Running Tests

Basic usage

# Run all tests in the configured directory
semtest run

# Run specific test files
semtest run auth-middleware.md api-routes.txt

# Run with full paths
semtest run semtests/auth-middleware.md

When file arguments are provided, they’re resolved against cwd first, then against the configured tests directory.

CLI flags

Flag	Type	Default	Description
`--timestamp`	boolean	`false`	Generate a timestamped copy of the Markdown report
`--include-passing`	boolean	`false`	Include passing tests in the Markdown report
`--strict`	boolean	`false`	Exit code 2 if validation issues are found
`--skip-validation`	boolean	`false`	Skip post-run validation entirely
`--extensions <exts>`	string	(all files)	Comma-separated file extensions (e.g. `.md,.txt`)
`--debug`	boolean	`false`	Log raw LLM output to `{output}/debug/`

Config file options

All CLI flags can also be set in semtest.config.ts:

import { defineConfig } from "@thulanek/semtest-runner";

export default defineConfig({
  tests: "semtests/",
  output: "semantic-test-results/",
  llm: {
    runner: "claude",
    capability: "balanced",
  },
  strict: true,
  debug: true,
  timestamp: true,
  includePassing: false,
  extensions: [".md", ".txt"],
});

Flag precedence

CLI flags always override config file values:

CLI flag > config file > schema default

For example, if the config has strict: true but you run semtest run without --strict, strict mode is still enabled.
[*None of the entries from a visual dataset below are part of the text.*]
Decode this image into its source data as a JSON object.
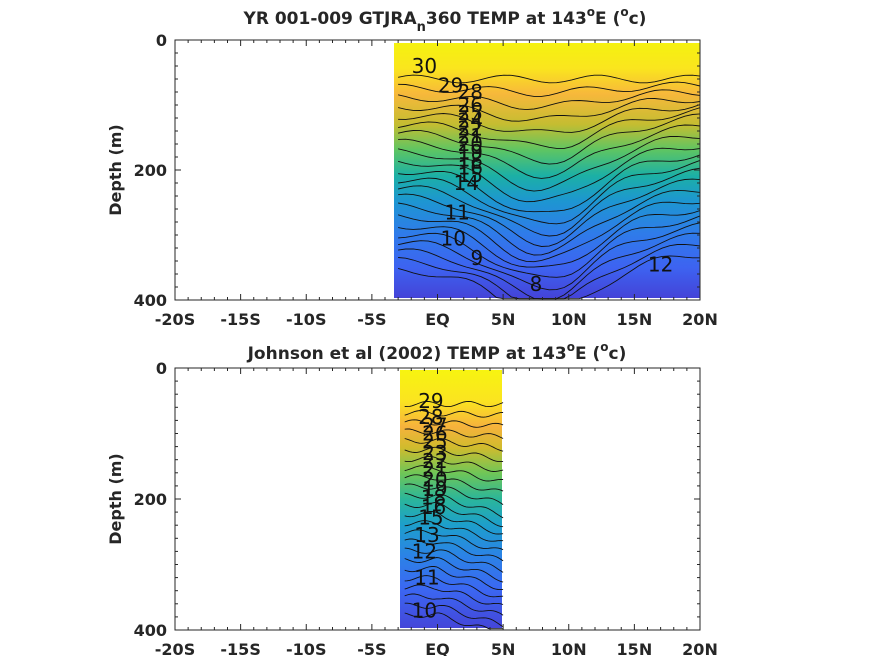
{
  "chart_data": [
    {
      "type": "contour",
      "title_main": "YR 001-009 GTJRA",
      "title_sub": "n",
      "title_tail": "360 TEMP at 143",
      "title_sup": "o",
      "title_end1": "E (",
      "title_sup2": "o",
      "title_end2": "c)",
      "xlim": [
        -20,
        20
      ],
      "ylim": [
        0,
        400
      ],
      "y_reversed": true,
      "data_extent_x": [
        -3,
        20
      ],
      "xticks": [
        -20,
        -15,
        -10,
        -5,
        0,
        5,
        10,
        15,
        20
      ],
      "xtick_labels": [
        "-20S",
        "-15S",
        "-10S",
        "-5S",
        "EQ",
        "5N",
        "10N",
        "15N",
        "20N"
      ],
      "yticks": [
        0,
        200,
        400
      ],
      "ytick_labels": [
        "0",
        "200",
        "400"
      ],
      "ylabel": "Depth (m)",
      "contour_labels": [
        {
          "text": "30",
          "x": -1,
          "y": 40
        },
        {
          "text": "29",
          "x": 1,
          "y": 70
        },
        {
          "text": "28",
          "x": 2.5,
          "y": 80
        },
        {
          "text": "26",
          "x": 2.5,
          "y": 100
        },
        {
          "text": "25",
          "x": 2.5,
          "y": 112
        },
        {
          "text": "24",
          "x": 2.5,
          "y": 124
        },
        {
          "text": "22",
          "x": 2.5,
          "y": 136
        },
        {
          "text": "21",
          "x": 2.5,
          "y": 148
        },
        {
          "text": "20",
          "x": 2.5,
          "y": 160
        },
        {
          "text": "19",
          "x": 2.5,
          "y": 172
        },
        {
          "text": "18",
          "x": 2.5,
          "y": 184
        },
        {
          "text": "16",
          "x": 2.5,
          "y": 196
        },
        {
          "text": "15",
          "x": 2.5,
          "y": 208
        },
        {
          "text": "14",
          "x": 2.2,
          "y": 220
        },
        {
          "text": "11",
          "x": 1.5,
          "y": 265
        },
        {
          "text": "10",
          "x": 1.2,
          "y": 305
        },
        {
          "text": "9",
          "x": 3,
          "y": 335
        },
        {
          "text": "8",
          "x": 7.5,
          "y": 375
        },
        {
          "text": "12",
          "x": 17,
          "y": 345
        }
      ]
    },
    {
      "type": "contour",
      "title_main": "Johnson et al (2002) TEMP at 143",
      "title_sup": "o",
      "title_end1": "E (",
      "title_sup2": "o",
      "title_end2": "c)",
      "xlim": [
        -20,
        20
      ],
      "ylim": [
        0,
        400
      ],
      "y_reversed": true,
      "data_extent_x": [
        -2.5,
        5
      ],
      "xticks": [
        -20,
        -15,
        -10,
        -5,
        0,
        5,
        10,
        15,
        20
      ],
      "xtick_labels": [
        "-20S",
        "-15S",
        "-10S",
        "-5S",
        "EQ",
        "5N",
        "10N",
        "15N",
        "20N"
      ],
      "yticks": [
        0,
        200,
        400
      ],
      "ytick_labels": [
        "0",
        "200",
        "400"
      ],
      "ylabel": "Depth (m)",
      "contour_labels": [
        {
          "text": "29",
          "x": -0.5,
          "y": 50
        },
        {
          "text": "28",
          "x": -0.5,
          "y": 75
        },
        {
          "text": "27",
          "x": -0.2,
          "y": 88
        },
        {
          "text": "26",
          "x": -0.2,
          "y": 100
        },
        {
          "text": "25",
          "x": -0.2,
          "y": 112
        },
        {
          "text": "23",
          "x": -0.2,
          "y": 130
        },
        {
          "text": "22",
          "x": -0.2,
          "y": 142
        },
        {
          "text": "21",
          "x": -0.2,
          "y": 155
        },
        {
          "text": "20",
          "x": -0.2,
          "y": 170
        },
        {
          "text": "19",
          "x": -0.2,
          "y": 185
        },
        {
          "text": "18",
          "x": -0.3,
          "y": 198
        },
        {
          "text": "16",
          "x": -0.3,
          "y": 212
        },
        {
          "text": "15",
          "x": -0.5,
          "y": 228
        },
        {
          "text": "13",
          "x": -0.8,
          "y": 255
        },
        {
          "text": "12",
          "x": -1,
          "y": 280
        },
        {
          "text": "11",
          "x": -0.8,
          "y": 320
        },
        {
          "text": "10",
          "x": -1,
          "y": 370
        }
      ]
    }
  ]
}
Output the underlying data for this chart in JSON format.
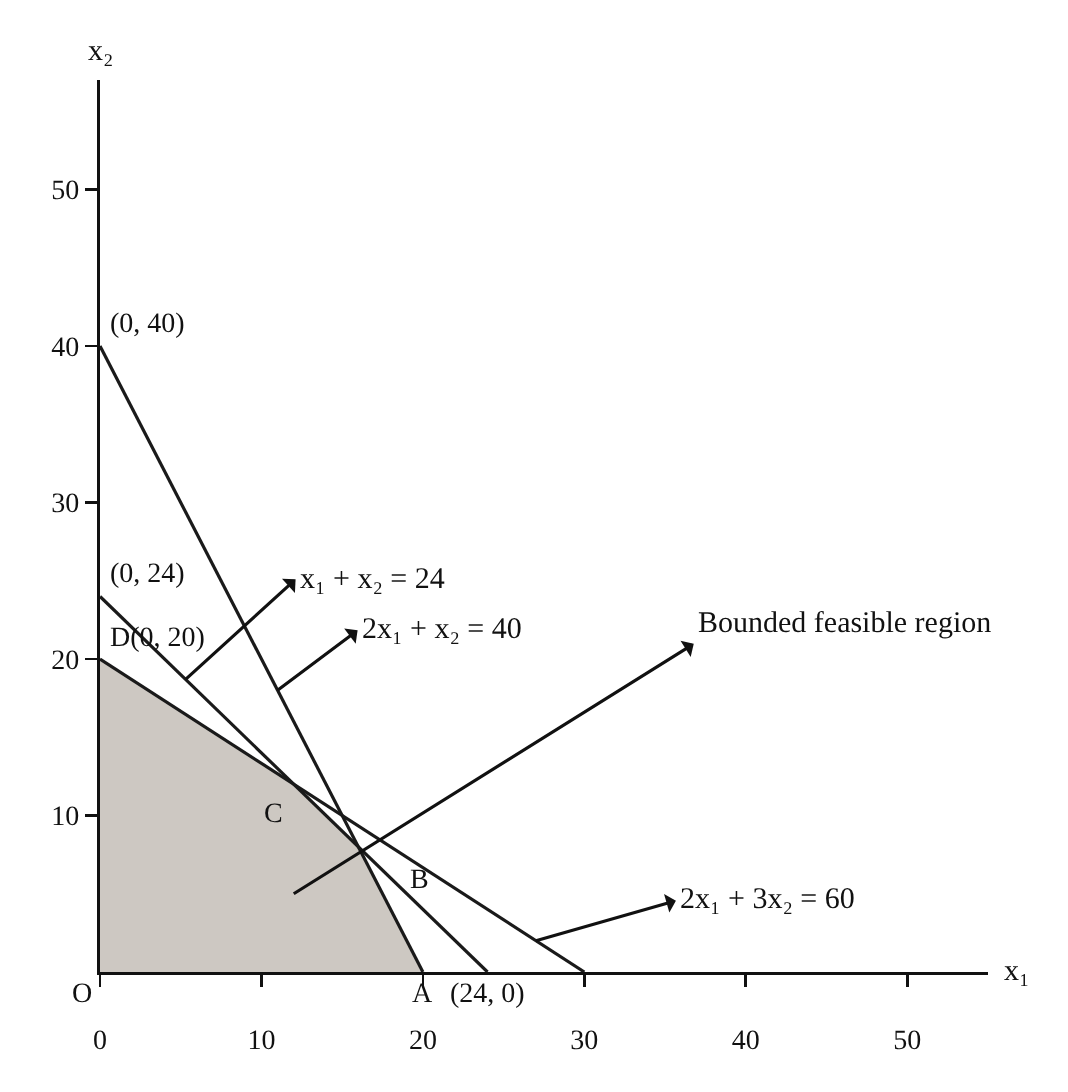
{
  "chart_data": {
    "type": "line",
    "xlabel": "x₁",
    "ylabel": "x₂",
    "xlim": [
      0,
      55
    ],
    "ylim": [
      0,
      57
    ],
    "xticks": [
      0,
      10,
      20,
      30,
      40,
      50
    ],
    "yticks": [
      10,
      20,
      30,
      40,
      50
    ],
    "grid": false,
    "marker": "none",
    "line_style": "solid",
    "series": [
      {
        "color": "#1a1a1a",
        "x": [
          0,
          24
        ],
        "values": [
          24,
          0
        ]
      },
      {
        "color": "#1a1a1a",
        "x": [
          0,
          20
        ],
        "values": [
          40,
          0
        ]
      },
      {
        "color": "#1a1a1a",
        "x": [
          0,
          30
        ],
        "values": [
          20,
          0
        ]
      },
      {
        "type": "area",
        "color": "#cdc8c2",
        "x": [
          0,
          12,
          16,
          20
        ],
        "values": [
          20,
          12,
          8,
          0
        ]
      }
    ],
    "annotations": [
      {
        "text": "(0, 40)",
        "x": 0,
        "y": 40
      },
      {
        "text": "(0, 24)",
        "x": 0,
        "y": 24
      },
      {
        "text": "D(0, 20)",
        "x": 0,
        "y": 20
      },
      {
        "text": "C",
        "x": 12,
        "y": 12
      },
      {
        "text": "B",
        "x": 16,
        "y": 8
      },
      {
        "text": "O",
        "x": 0,
        "y": 0
      },
      {
        "text": "A",
        "x": 20,
        "y": 0
      },
      {
        "text": "(24, 0)",
        "x": 24,
        "y": 0
      },
      {
        "text": "x₁ + x₂ = 24",
        "x": 5.3,
        "y": 18.7
      },
      {
        "text": "2x₁ + x₂ = 40",
        "x": 11,
        "y": 18
      },
      "Bounded feasible region",
      {
        "text": "2x₁ + 3x₂ = 60",
        "x": 27,
        "y": 2
      }
    ]
  }
}
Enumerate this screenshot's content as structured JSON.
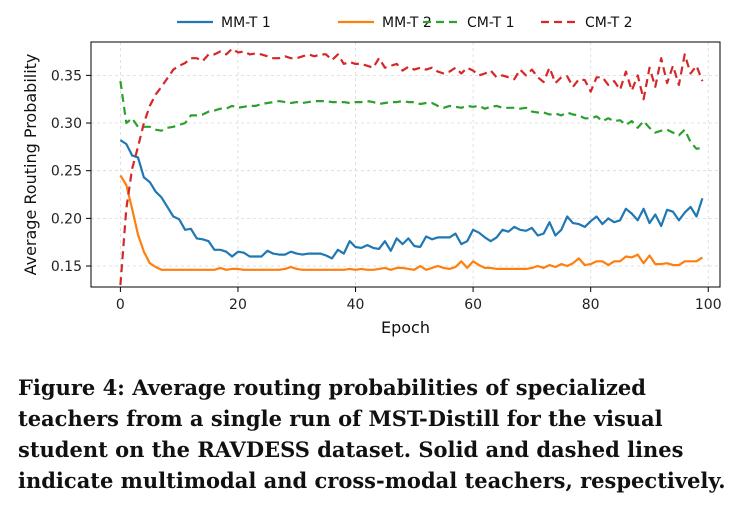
{
  "chart_data": {
    "type": "line",
    "title": "",
    "xlabel": "Epoch",
    "ylabel": "Average Routing Probability",
    "xlim": [
      -5,
      102
    ],
    "ylim": [
      0.128,
      0.385
    ],
    "xticks": [
      0,
      20,
      40,
      60,
      80,
      100
    ],
    "yticks": [
      0.15,
      0.2,
      0.25,
      0.3,
      0.35
    ],
    "grid": true,
    "legend_position": "top-center",
    "series": [
      {
        "name": "MM-T 1",
        "style": "solid",
        "color": "#1f77b4",
        "values": [
          0.282,
          0.278,
          0.266,
          0.264,
          0.243,
          0.238,
          0.228,
          0.222,
          0.212,
          0.202,
          0.199,
          0.188,
          0.189,
          0.179,
          0.178,
          0.176,
          0.167,
          0.167,
          0.165,
          0.16,
          0.165,
          0.164,
          0.16,
          0.16,
          0.16,
          0.166,
          0.163,
          0.162,
          0.162,
          0.165,
          0.163,
          0.162,
          0.163,
          0.163,
          0.163,
          0.161,
          0.158,
          0.167,
          0.163,
          0.176,
          0.17,
          0.169,
          0.172,
          0.169,
          0.168,
          0.176,
          0.166,
          0.179,
          0.173,
          0.179,
          0.171,
          0.17,
          0.181,
          0.178,
          0.18,
          0.18,
          0.18,
          0.184,
          0.173,
          0.176,
          0.188,
          0.185,
          0.18,
          0.176,
          0.18,
          0.188,
          0.186,
          0.191,
          0.188,
          0.187,
          0.19,
          0.182,
          0.184,
          0.196,
          0.182,
          0.188,
          0.202,
          0.195,
          0.194,
          0.191,
          0.197,
          0.202,
          0.194,
          0.2,
          0.196,
          0.198,
          0.21,
          0.205,
          0.198,
          0.21,
          0.195,
          0.204,
          0.192,
          0.209,
          0.207,
          0.198,
          0.206,
          0.212,
          0.202,
          0.221
        ]
      },
      {
        "name": "MM-T 2",
        "style": "solid",
        "color": "#ff7f0e",
        "values": [
          0.245,
          0.235,
          0.21,
          0.183,
          0.165,
          0.153,
          0.149,
          0.146,
          0.146,
          0.146,
          0.146,
          0.146,
          0.146,
          0.146,
          0.146,
          0.146,
          0.146,
          0.148,
          0.146,
          0.147,
          0.147,
          0.146,
          0.146,
          0.146,
          0.146,
          0.146,
          0.146,
          0.146,
          0.147,
          0.149,
          0.147,
          0.146,
          0.146,
          0.146,
          0.146,
          0.146,
          0.146,
          0.146,
          0.146,
          0.147,
          0.146,
          0.147,
          0.146,
          0.146,
          0.147,
          0.148,
          0.146,
          0.148,
          0.148,
          0.147,
          0.146,
          0.15,
          0.146,
          0.148,
          0.15,
          0.148,
          0.147,
          0.149,
          0.155,
          0.148,
          0.155,
          0.151,
          0.148,
          0.148,
          0.147,
          0.147,
          0.147,
          0.147,
          0.147,
          0.147,
          0.148,
          0.15,
          0.148,
          0.151,
          0.149,
          0.152,
          0.15,
          0.153,
          0.158,
          0.151,
          0.152,
          0.155,
          0.155,
          0.151,
          0.155,
          0.155,
          0.16,
          0.159,
          0.162,
          0.153,
          0.161,
          0.152,
          0.152,
          0.153,
          0.151,
          0.151,
          0.155,
          0.155,
          0.155,
          0.159
        ]
      },
      {
        "name": "CM-T 1",
        "style": "dashed",
        "color": "#2ca02c",
        "values": [
          0.344,
          0.3,
          0.305,
          0.296,
          0.296,
          0.296,
          0.293,
          0.292,
          0.295,
          0.296,
          0.298,
          0.3,
          0.308,
          0.308,
          0.309,
          0.312,
          0.313,
          0.315,
          0.315,
          0.318,
          0.316,
          0.317,
          0.318,
          0.318,
          0.32,
          0.321,
          0.322,
          0.323,
          0.322,
          0.321,
          0.322,
          0.321,
          0.322,
          0.323,
          0.323,
          0.323,
          0.322,
          0.322,
          0.322,
          0.321,
          0.322,
          0.322,
          0.323,
          0.322,
          0.32,
          0.321,
          0.322,
          0.322,
          0.323,
          0.322,
          0.322,
          0.32,
          0.321,
          0.321,
          0.318,
          0.316,
          0.318,
          0.317,
          0.316,
          0.318,
          0.317,
          0.318,
          0.315,
          0.317,
          0.318,
          0.316,
          0.316,
          0.316,
          0.315,
          0.316,
          0.312,
          0.311,
          0.311,
          0.309,
          0.31,
          0.308,
          0.311,
          0.309,
          0.308,
          0.305,
          0.305,
          0.307,
          0.302,
          0.305,
          0.302,
          0.303,
          0.298,
          0.302,
          0.295,
          0.302,
          0.295,
          0.29,
          0.292,
          0.293,
          0.29,
          0.287,
          0.293,
          0.28,
          0.273,
          0.274
        ]
      },
      {
        "name": "CM-T 2",
        "style": "dashed",
        "color": "#d62728",
        "values": [
          0.13,
          0.21,
          0.252,
          0.275,
          0.3,
          0.318,
          0.33,
          0.338,
          0.347,
          0.356,
          0.36,
          0.363,
          0.368,
          0.368,
          0.365,
          0.372,
          0.372,
          0.375,
          0.372,
          0.378,
          0.374,
          0.375,
          0.372,
          0.373,
          0.372,
          0.37,
          0.368,
          0.368,
          0.37,
          0.368,
          0.368,
          0.37,
          0.372,
          0.37,
          0.372,
          0.372,
          0.366,
          0.372,
          0.362,
          0.364,
          0.362,
          0.362,
          0.36,
          0.358,
          0.368,
          0.358,
          0.36,
          0.362,
          0.355,
          0.359,
          0.356,
          0.358,
          0.356,
          0.358,
          0.354,
          0.352,
          0.354,
          0.358,
          0.352,
          0.358,
          0.355,
          0.35,
          0.352,
          0.355,
          0.348,
          0.35,
          0.348,
          0.346,
          0.356,
          0.35,
          0.356,
          0.348,
          0.343,
          0.358,
          0.342,
          0.348,
          0.349,
          0.338,
          0.346,
          0.345,
          0.333,
          0.348,
          0.348,
          0.34,
          0.344,
          0.335,
          0.354,
          0.334,
          0.35,
          0.325,
          0.358,
          0.338,
          0.368,
          0.342,
          0.36,
          0.34,
          0.372,
          0.352,
          0.36,
          0.344
        ]
      }
    ]
  },
  "caption": "Figure 4: Average routing probabilities of specialized teachers from a single run of MST-Distill for the visual student on the RAVDESS dataset. Solid and dashed lines indicate multimodal and cross-modal teachers, respectively."
}
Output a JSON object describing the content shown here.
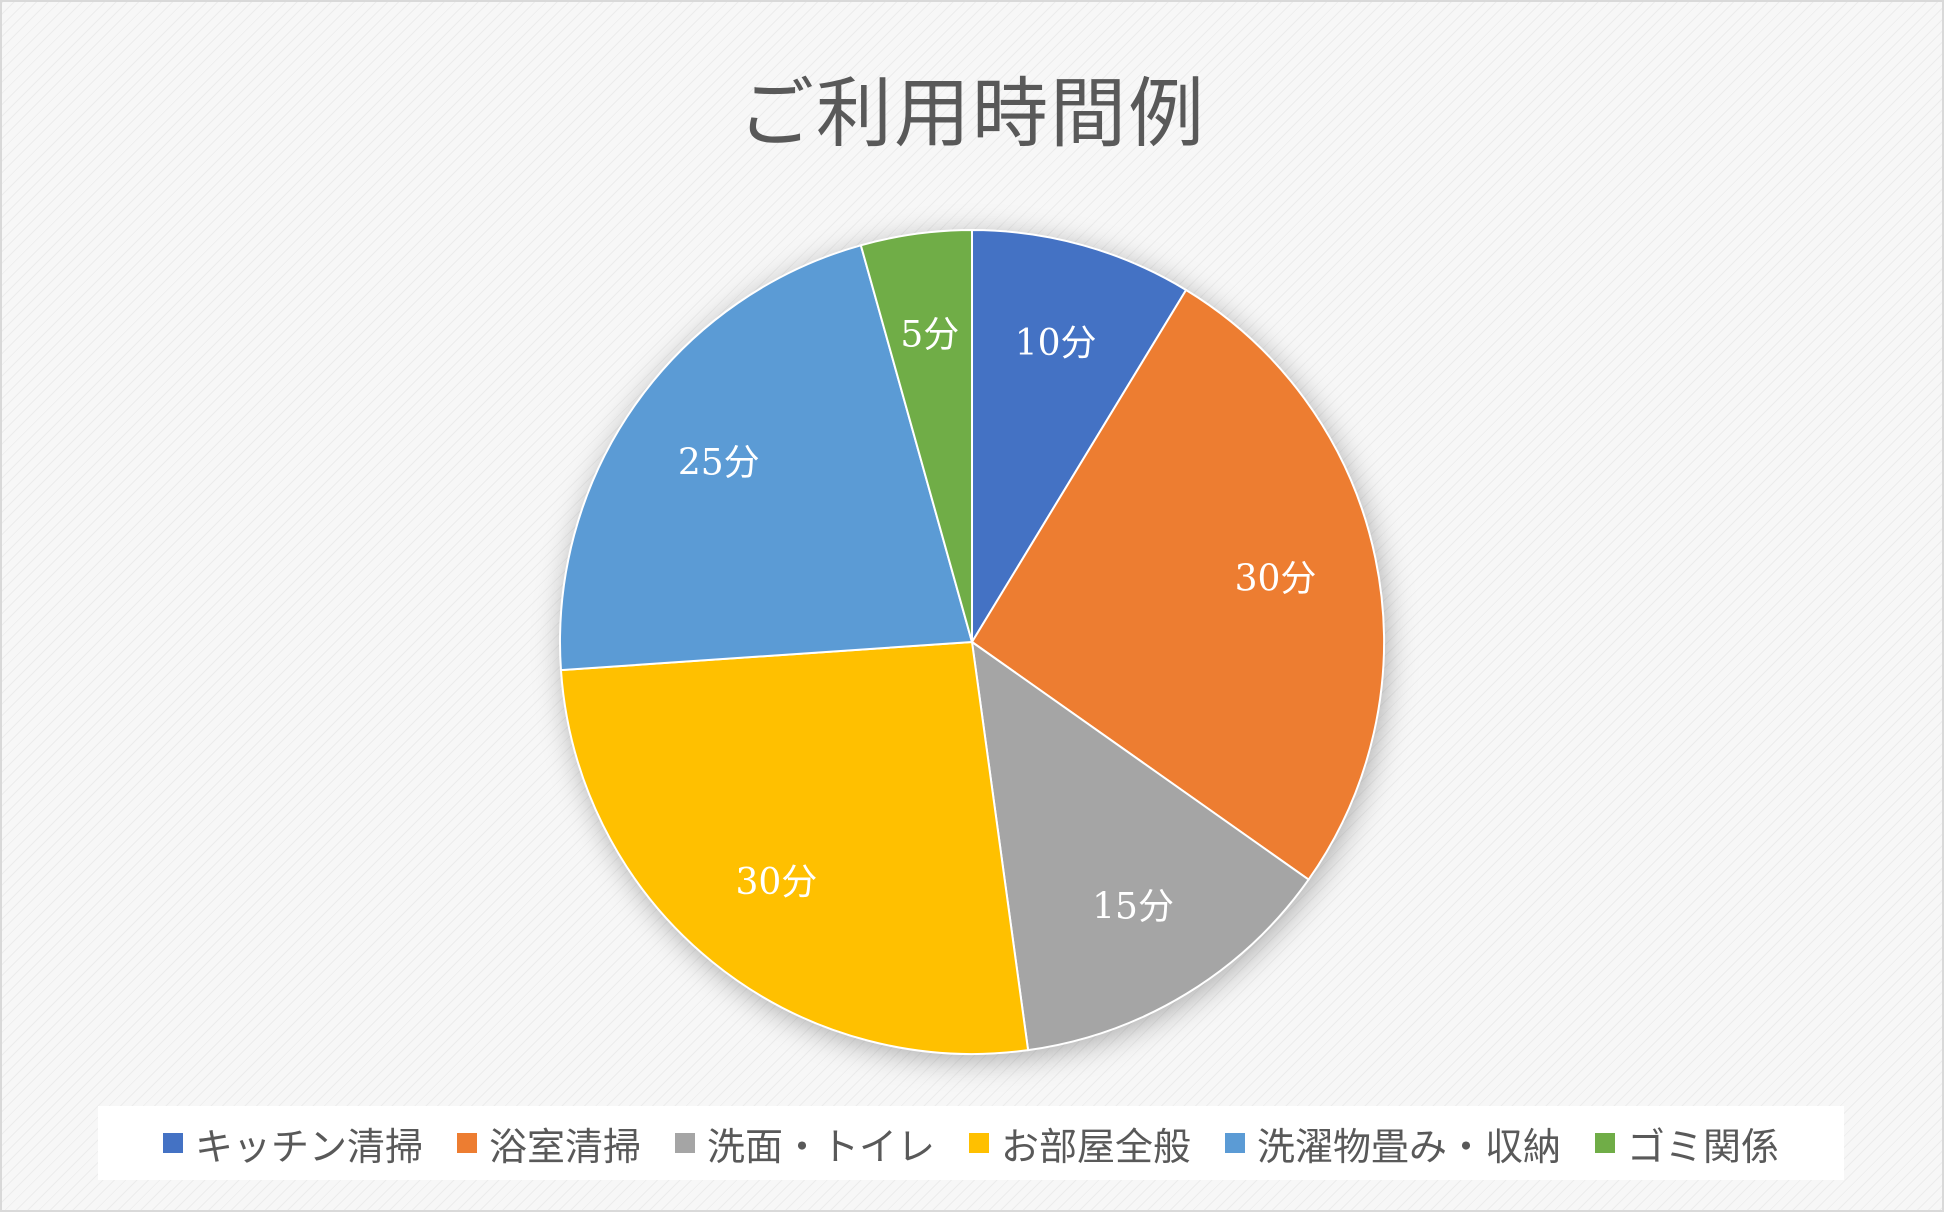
{
  "chart_data": {
    "type": "pie",
    "title": "ご利用時間例",
    "categories": [
      "キッチン清掃",
      "浴室清掃",
      "洗面・トイレ",
      "お部屋全般",
      "洗濯物畳み・収納",
      "ゴミ関係"
    ],
    "values": [
      10,
      30,
      15,
      30,
      25,
      5
    ],
    "data_labels": [
      "10分",
      "30分",
      "15分",
      "30分",
      "25分",
      "5分"
    ],
    "colors": [
      "#4472C4",
      "#ED7D31",
      "#A5A5A5",
      "#FFC000",
      "#5B9BD5",
      "#70AD47"
    ],
    "legend_position": "bottom"
  }
}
But if you explicitly pass a flag, it wins.

Exit codes

Code	Meaning	When
`0`	Pass	All tests passed
`1`	Fail	At least one test failed (but no errors)
`2`	Error	LLM subprocess error, parse error, or `--strict` with validation issues

Precedence: error (2) > fail (1) > pass (0)

Debug mode

When --debug is enabled:

A debug/ directory is created inside the output directory
For each test file, a JSON file is written containing all retry attempts
Each attempt includes the raw stdout, stderr, and exitCode from the LLM CLI

semtest run --debug

This is useful for diagnosing unexpected LLM responses or retry behaviour.